Gore Vidal was on Tavis Smiley the other night. He was as sharp and funny as always, especially on matters political and historical. True to his stage in life, though, a good chunk of the conversation danced with the notion—no, not the notion, the fact—of mortality. At one point Vidal quoted the last two lines of a poem by Gerard Manley Hopkins. He mischaracterized the context (saying the poem had to do with a child who had died), but he can certainly be forgiven for that. I happened to notice because the poem made a big impression on me many years ago—it’s the first four lines that periodically float into my mind (along with the last and the tail end of the penultimate).
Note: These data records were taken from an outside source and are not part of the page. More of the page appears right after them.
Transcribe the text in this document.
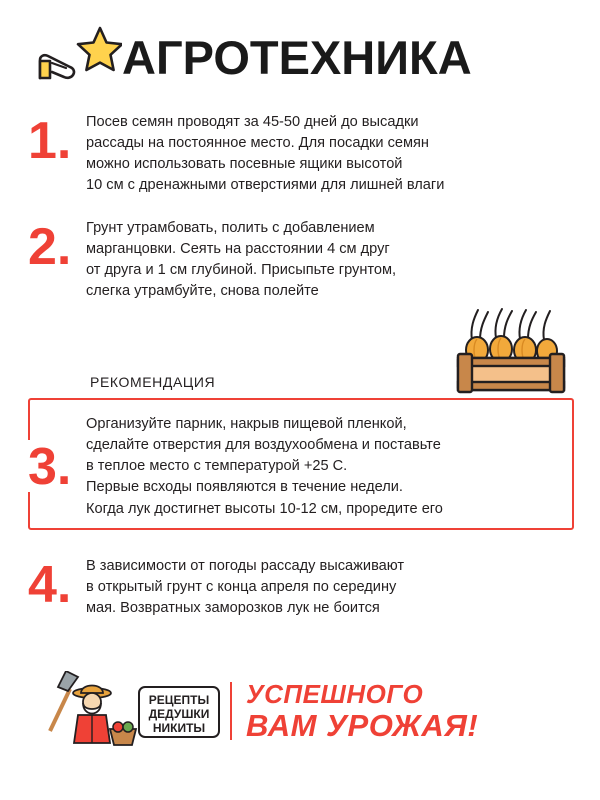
АГРОТЕХНИКА
1.	Посев семян проводят за 45-50 дней до высадки

рассады на постоянное место. Для посадки семян

можно использовать посевные ящики высотой

10 см с дренажными отверстиями для лишней влаги

2.	Грунт утрамбовать, полить с добавлением

марганцовки. Сеять на расстоянии 4 см друг

от друга и 1 см глубиной. Присыпьте грунтом,

слегка утрамбуйте, снова полейте

РЕКОМЕНДАЦИЯ
3.

Организуйте парник, накрыв пищевой пленкой,

сделайте отверстия для воздухообмена и поставьте

в теплое место с температурой +25 С.

Первые всходы появляются в течение недели.

Когда лук достигнет высоты 10-12 см, проредите его

4.	В зависимости от погоды рассаду высаживают

в открытый грунт с конца апреля по середину

мая. Возвратных заморозков лук не боится

РЕЦЕПТЫ
ДЕДУШКИ
НИКИТЫ
УСПЕШНОГО
ВАМ УРОЖАЯ!
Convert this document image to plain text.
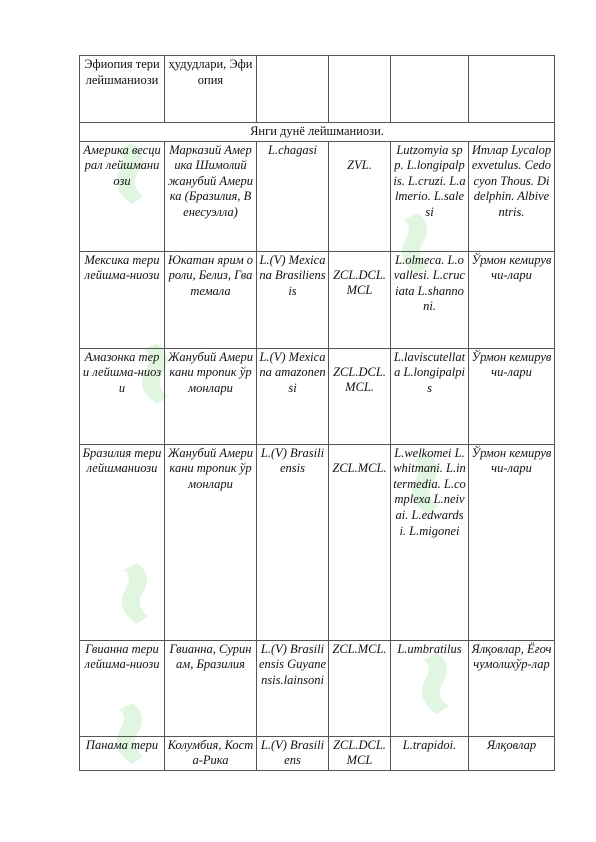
Эфиопия тери лейшманиози	ҳудудлари, Эфиопия				
Янги дунё лейшманиози.					
Америка весцирал лейшманиози	Марказий Америка Шимолий жанубий Америка (Бразилия, Венесуэлла)	L.chagasi	ZVL.	Lutzomyia spp. L.longipalpis. L.cruzi. L.almerio. L.salesi	Итлар Lycalopexvetulus. Cedocyon Thous. Didelphin. Albiventris.
Мексика тери лейшма-ниози	Юкатан ярим ороли, Белиз, Гватемала	L.(V) Mexicana Brasiliensis	ZCL.DCL. MCL	L.olmeca. L.ovallesi. L.cruciata L.shannoni.	Ўрмон кемирувчи-лари
Амазонка тери лейшма-ниози	Жанубий Американи тропик ўрмонлари	L.(V) Mexicana amazonensi	ZCL.DCL. MCL.	L.laviscutellata L.longipalpis	Ўрмон кемирувчи-лари
Бразилия тери лейшманиози	Жанубий Американи тропик ўрмонлари	L.(V) Brasiliensis	ZCL.MCL.	L.welkomei L.whitmani. L.intermedia. L.complexa L.neivai. L.edwardsi. L.migonei	Ўрмон кемирувчи-лари
Гвианна тери лейшма-ниози	Гвианна, Суринам, Бразилия	L.(V) Brasiliensis Guyanensis.lainsoni	ZCL.MCL.	L.umbratilus	Ялқовлар, Ёғоч чумолихўр-лар
Панама тери	Колумбия, Коста-Рика	L.(V) Brasiliens	ZCL.DCL. MCL	L.trapidoi.	Ялқовлар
It being fall here in the northern hemisphere, the words came unbidden once again, even before I saw the autumnal Vidal on TV.

Spring and Fall:
to a young child

Márgarét, áre you grieving
Over Goldengrove unleaving?
Leáves, líke the things of man, you
With your fresh thoughts care for, can you?
Áh, ás the heart grows older
It will come to such sights colder
By and by, nor spare a sigh
Though worlds of wanwood leafmeal lie;
And yet you will weep and know why.
Now no matter, child, the name:
Sórrow’s spríngs áre the same.
Nor mouth had, no nor mind, expressed
What heart heard of, ghost guessed:
It ís the blight man was born for,
It is Margaret you mourn for.

The accent marks have to do with Hopkins’s concept of “sprung rhythm.” I didn’t understand it then, and I don’t understand it now. But you don’t need to understand sprung rhythm to love his poems.